14 | 30 | 381 |
Ingredients | Minutes | Calories |
Prep | Cook | Servings |
15 min | 15 min | 4 |
1/2 cup | Cashew nuts, raw (soaked in water for 2 hours ) |
1/2 cup | Silk Original Coconut Milk |
1 tbsp | Apple cider vinegar |
1 tbsp | Lemon juice |
1 tbsp | Nutritional yeast |
1 tsp | Dijon mustard |
1/2 tsp | Turmeric, ground |
1/2 tsp | Paprika, smoked |
1/2 tsp | Salt |
4 large | Carrots (peeled and sliced into rounds ) |
681 gm | Asparagus (woody ends trimmed ) |
1 tbsp | Olive Oil, Extra Virgin |
2 package, sliced (8 oz) | White mushrooms (thickly sliced ) |
3 cup | Quinoa, cooked |
To make the vegan Hollandaise sauce, place the cashews, milk beverage, vinegar, lemon juice, Dijon mustard, turmeric, smoked paprika, and 1/4 tsp salt in your blender, and puree until smooth. Let this sit while you prepare the rest of the meal; it will thicken slightly.

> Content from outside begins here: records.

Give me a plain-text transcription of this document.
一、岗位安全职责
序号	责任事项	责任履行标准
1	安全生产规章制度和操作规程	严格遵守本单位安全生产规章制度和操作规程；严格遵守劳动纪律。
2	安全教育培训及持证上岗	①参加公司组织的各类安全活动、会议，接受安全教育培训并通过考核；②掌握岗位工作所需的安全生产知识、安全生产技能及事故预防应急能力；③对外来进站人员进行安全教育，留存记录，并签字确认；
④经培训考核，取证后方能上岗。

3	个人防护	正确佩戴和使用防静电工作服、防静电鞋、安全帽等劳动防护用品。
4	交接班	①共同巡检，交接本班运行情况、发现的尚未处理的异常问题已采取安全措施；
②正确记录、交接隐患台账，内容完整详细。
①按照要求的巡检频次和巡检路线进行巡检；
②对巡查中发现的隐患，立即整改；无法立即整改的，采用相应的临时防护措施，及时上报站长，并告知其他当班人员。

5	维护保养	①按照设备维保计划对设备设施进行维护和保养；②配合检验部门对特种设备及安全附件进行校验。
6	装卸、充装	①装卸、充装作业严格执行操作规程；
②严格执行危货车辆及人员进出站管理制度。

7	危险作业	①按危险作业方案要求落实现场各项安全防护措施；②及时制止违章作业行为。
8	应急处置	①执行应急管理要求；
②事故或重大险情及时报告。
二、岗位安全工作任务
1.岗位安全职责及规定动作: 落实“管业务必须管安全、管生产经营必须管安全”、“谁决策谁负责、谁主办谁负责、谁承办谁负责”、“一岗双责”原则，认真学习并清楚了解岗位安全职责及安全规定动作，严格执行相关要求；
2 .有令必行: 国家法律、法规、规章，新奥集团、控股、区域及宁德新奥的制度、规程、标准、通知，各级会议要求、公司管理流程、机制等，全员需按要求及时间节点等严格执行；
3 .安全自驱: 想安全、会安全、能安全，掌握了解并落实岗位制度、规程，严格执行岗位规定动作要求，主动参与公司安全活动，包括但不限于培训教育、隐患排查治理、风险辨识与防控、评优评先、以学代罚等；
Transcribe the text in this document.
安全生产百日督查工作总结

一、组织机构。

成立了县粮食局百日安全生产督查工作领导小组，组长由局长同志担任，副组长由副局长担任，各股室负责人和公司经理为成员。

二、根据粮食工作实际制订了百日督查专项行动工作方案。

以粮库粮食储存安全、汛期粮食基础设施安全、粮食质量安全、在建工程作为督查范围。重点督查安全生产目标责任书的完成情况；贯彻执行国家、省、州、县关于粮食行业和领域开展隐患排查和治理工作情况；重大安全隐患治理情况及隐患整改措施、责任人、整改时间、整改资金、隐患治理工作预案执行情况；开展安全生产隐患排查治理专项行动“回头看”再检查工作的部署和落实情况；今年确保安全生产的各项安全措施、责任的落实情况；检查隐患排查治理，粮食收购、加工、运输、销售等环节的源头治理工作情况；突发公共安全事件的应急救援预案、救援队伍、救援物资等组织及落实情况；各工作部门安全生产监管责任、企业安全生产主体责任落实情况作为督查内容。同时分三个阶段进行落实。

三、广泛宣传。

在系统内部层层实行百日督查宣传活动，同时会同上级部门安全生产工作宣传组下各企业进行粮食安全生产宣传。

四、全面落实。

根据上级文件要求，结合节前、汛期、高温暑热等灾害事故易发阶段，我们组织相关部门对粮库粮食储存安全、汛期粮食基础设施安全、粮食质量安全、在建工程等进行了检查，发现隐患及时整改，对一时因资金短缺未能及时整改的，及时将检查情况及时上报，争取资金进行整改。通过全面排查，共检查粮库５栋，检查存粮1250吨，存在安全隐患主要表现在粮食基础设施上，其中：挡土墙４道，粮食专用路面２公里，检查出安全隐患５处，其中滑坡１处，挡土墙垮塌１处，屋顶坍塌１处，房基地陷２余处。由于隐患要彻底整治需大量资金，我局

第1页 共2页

Steam the carrot slices and asparagus until tender, about 10 minutes (if the asparagus is thin, it will take just 5 minutes).
Meanwhile, heat the olive oil in a large skillet over medium heat. Add the mushrooms, sprinkle with ¼ teaspoon salt, and sauté until just tender, about 3 to 5 minutes.
Divide the cooked quinoa between 4 bowls. Top with the vegetables and drizzle with the vegan hollandaise.
Optionally sprinkle with fresh ground black pepper or paprika, to taste.